Going to the market?
Malcolm McVicar, Vice-Chancellor of the University of Central Lancashire, yesterday published an opinion piece on the Guardian website in which he made the following comment on the Browne review (on university funding):
‘As a matter of principle, I do not believe market forces alone should determine the allocation of the country’s higher education resources. The principles on which you operate a multinational oil company are not those on which you should operate a higher education system.’
Dr McVicar doesn’t particularly explain in what way the Browne proposals (whether good or bad) suggest that the ‘market’ should determine higher education resources, or how they are derived from the operation of oil companies; but he does get some backing in comments added to the article by readers. One of these suggests:
‘How many humanities places should be funded? How many for science, or for medicine? What percentage of the population should go to university? Where should our universities be – concentrated in the big cities? Regional? Teaching distributed at local FE colleges? Those are big choices. They can be made in a way that benefits the whole of society, if we accept that Big Government can make these choices in a way better than the Dead Hand of the market. But if we allow the Dead Hand to make these choices for us, then rest assured that not only will education be more expensive and even more difficult for the poor to attain, but that the entire system will be structured for the benefit of the individual, especially individuals in the elite, and not for the good of the country as a whole.’
I am raising this because, over the past week or so, I have regularly encountered critical comments suggesting that the government in England, and perhaps in Ireland, are introducing market mechanisms into higher education, and that this must be bad. I guess this may be based on the idea that tuition fees will reflect student supply and demand, and that less ‘in demand’ universities will attract lower fees and thus face financial risk. But actually, the financial fortunes of universities have long been heavily influenced by student demand, and some newer universities have responded very skillfully to that, and probably will be able to do so again in a fees context. In any case, I am not sure that those who fling around market accusations actually have anything very specific in mind when they do so, beyond wanting a term that shows their disapproval of what is being proposed.

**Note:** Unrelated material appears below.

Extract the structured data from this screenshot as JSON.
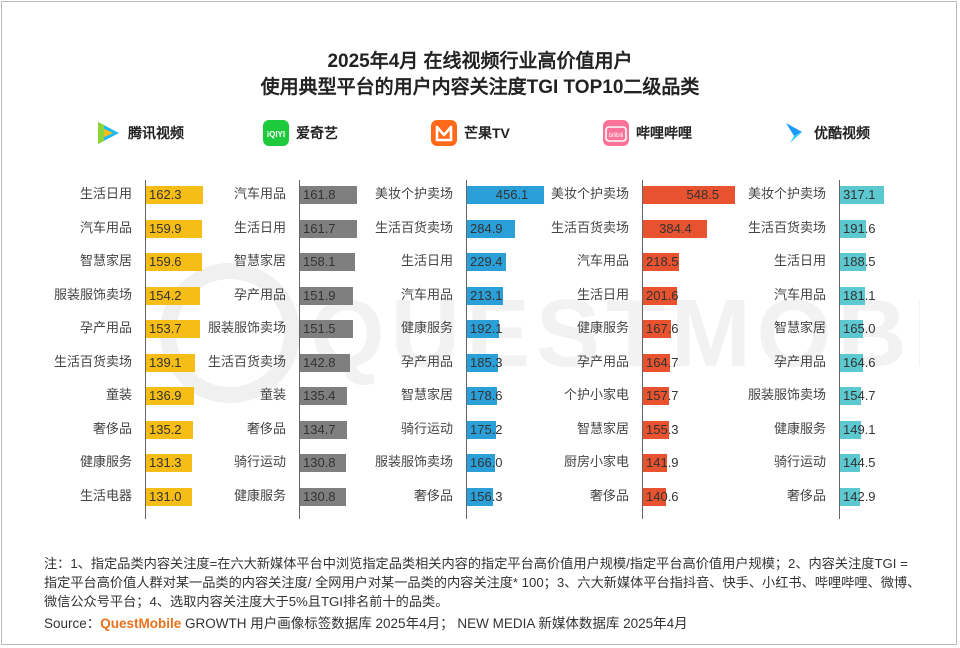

My concern is that the ‘market accusation’ is an intellectually lazy way of arguing, in which it is suggested that markets (as capitalist devices) are being inappropriately harnessed to undermine educational values. I fear that if this particular view takes hold of people’s minds they may start to conclude, as the person who added the comment to Dr McVicar’s piece did, that the answer to this aberration is tighter government regulation (or bureaucracy). Of course governments make policy judgements about the allocation of facilities and resources in the public interest, but it is far from clear that tight government management of university strategies is the answer to the problems faced by higher education.
The key requirement for success is institutional autonomy within a framework of resourcing that allows innovation and intellectual curiosity to flourish and diversity to be maintained. I suspect most people and commentators would subscribe to that. Rather than letting fly with insults, it would be better to explore how this can be realised within current financial constraints and in a way that protects higher education excellence and diversity for future generations.